Le CES de Las Vegas ne débute officiellement que ce mardi 9 janvier, mais le bal des conférences a d’ores et déjà débuté de l’autre côté de l’Atlantique. Parmi les premières sociétés à se lancer dans le bain, Nvidia a marqué les esprits en annonçant plusieurs partenariats de taille. Lors de sa keynote à Las Vegas, le fournisseur de processeurs graphiques s’est positionné comme un acteur majeur sur le segment de la voiture autonome pour épauler les entreprises qui perfectionnent leur technologie dans ce domaine. A ce jour, Nvidia travaille avec plus de 320 partenaires sur la conduite autonome.

Pour s’allier avec des partenaires prestigieux, Nvidia a développé des variantes de sa plateforme DRIVE AI, qui repose sur le Soc (System-on-a-Chip) Xavier. Cette puce, dont les premiers échantillons doivent être livrés lors du premier trimestre 2018, embarque un GPU customisé à 8 coeurs, un GPU Volta à 512 coeurs, un accélérateur pour le deep learning, d’accélérateurs pour la vision par ordinateur ainsi qu’un processeur pour la vidéo 8K HDR.

Jensen Huang, CEO de Nvidia.

3 nouvelles déclinaisons de DRIVE AI

Dans la lignée de DRIVE AI, Nvidia a dévoilé DRIVE AR, qui offre aux développeurs un SDK leur permettant de créer de nouvelles expériences pour l’utilisateur en matière de réalité augmentée, notamment pour l’informer plus facilement sur les conditions de circulation sans quitter la route des yeux. De son côté, DRIVE IX vise à faciliter le développement d’assistants intelligents et leur intégration, aussi bien pour le conducteur que les passagers, en s’appuyant sur les capteurs positionnés à l’extérieur et à l’intérieur de la voiture. En outre, Nvidia a présenté une nouvelle version de sa plateforme Pegasus destinée aux véhicules autonomes. Celle-ci sera dotée de deux puces Xavier associées à deux GPU afin d’être en mesure de calculer jusqu’à 320 000 milliards d’opérations par seconde.

Fort de cet arsenal d’intelligence artificielle pour la voiture autonome, Nvidia a annoncé à Las Vegas la poursuite de sa collaboration avec Uber. Depuis ses premiers tests menés avec sa flotte de SUV Volvo XC90, la plateforme de VTC avait déjà recours aux GPU de Nvidia. A ce jour, les véhicules sans chauffeur d’Uber ont parcouru plus de trois millions de kilomètres, ce qui a notamment permis d’effectuer plus de 50 000 trajets avec des passagers. La voiture autonome est un enjeu vital pour Uber puisqu’elle pourrait permettre à la firme américaine d’atteindre la rentabilité.
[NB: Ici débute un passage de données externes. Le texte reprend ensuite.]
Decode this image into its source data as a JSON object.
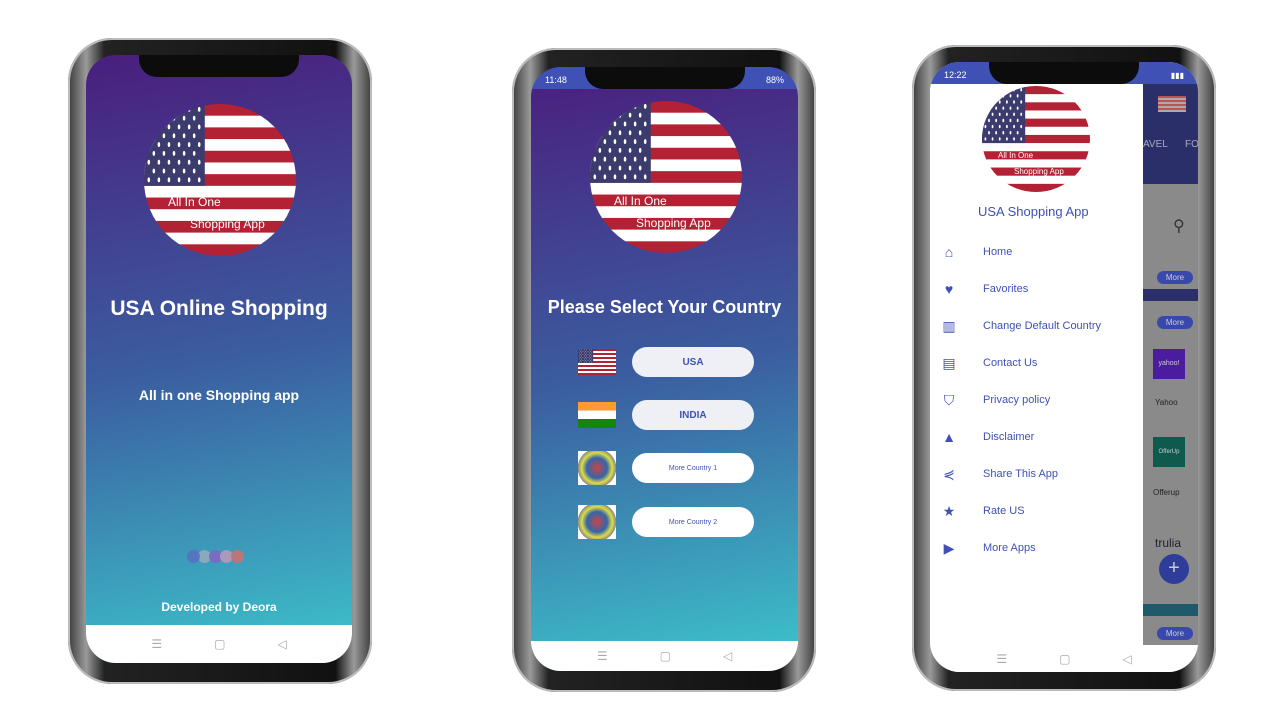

Dans ce sens, Uber a commandé 24 000 véhicules autonomes auprès du constructeur suédois Volvo en novembre 2017. Cependant, la route est encore longue pour la plateforme de VTC, empêtrée dans un conflit juridique avec Waymo, la filiale de Google.

Le projet Apollo de Baidu à disposition de Nvidia

Outre Uber, Nvidia s’est également allié avec le géant chinois Baidu et l’équipementier allemand ZF, tous deux partenaires depuis septembre pour développer des solutions techniques complètes pour la conduite autonome en Chine. A Las Vegas, Jensen Huang, le CEO de Nvidia, a indiqué que la plateforme DRIVE AI serait utilisée pour le projet Apollo de Baidu. Ce dernier vise à mettre la plateforme du groupe chinois dédiée aux véhicules autonomes à disposition des acteurs de l’industrie automobile, principalement les constructeurs, pour qu’ils puissent développer leurs propres véhicules autonomes. De cette manière, Nvidia pourra accéder au marché chinois, qui est devenu le plus important à l’échelle mondiale.

Uber pour l’Amérique du Nord, Baidu pour l’Asie, mais aussi Volkswagen pour l’Europe. Le constructeur allemand s’appuiera en effet sur la plateforme DRIVE IX de Nvidia pour concevoir des fonctionnalités de «co-pilotage intelligent» dans les prochaines voitures de Volkswagen afin de les rendre plus faciles à conduire et plus sûres. Cela pourrait notamment déboucher sur le déverrouillage de porte via la reconnaissance faciale ou encore la surveillance du conducteur pour vérifier son niveau d’attention sur la route. Ces fonctionnalités seront testées sur le I.D. Buzz, le prototype de van électrique développé par Volkswagen. Celui-ci devrait entrer en production à l’horizon 2022.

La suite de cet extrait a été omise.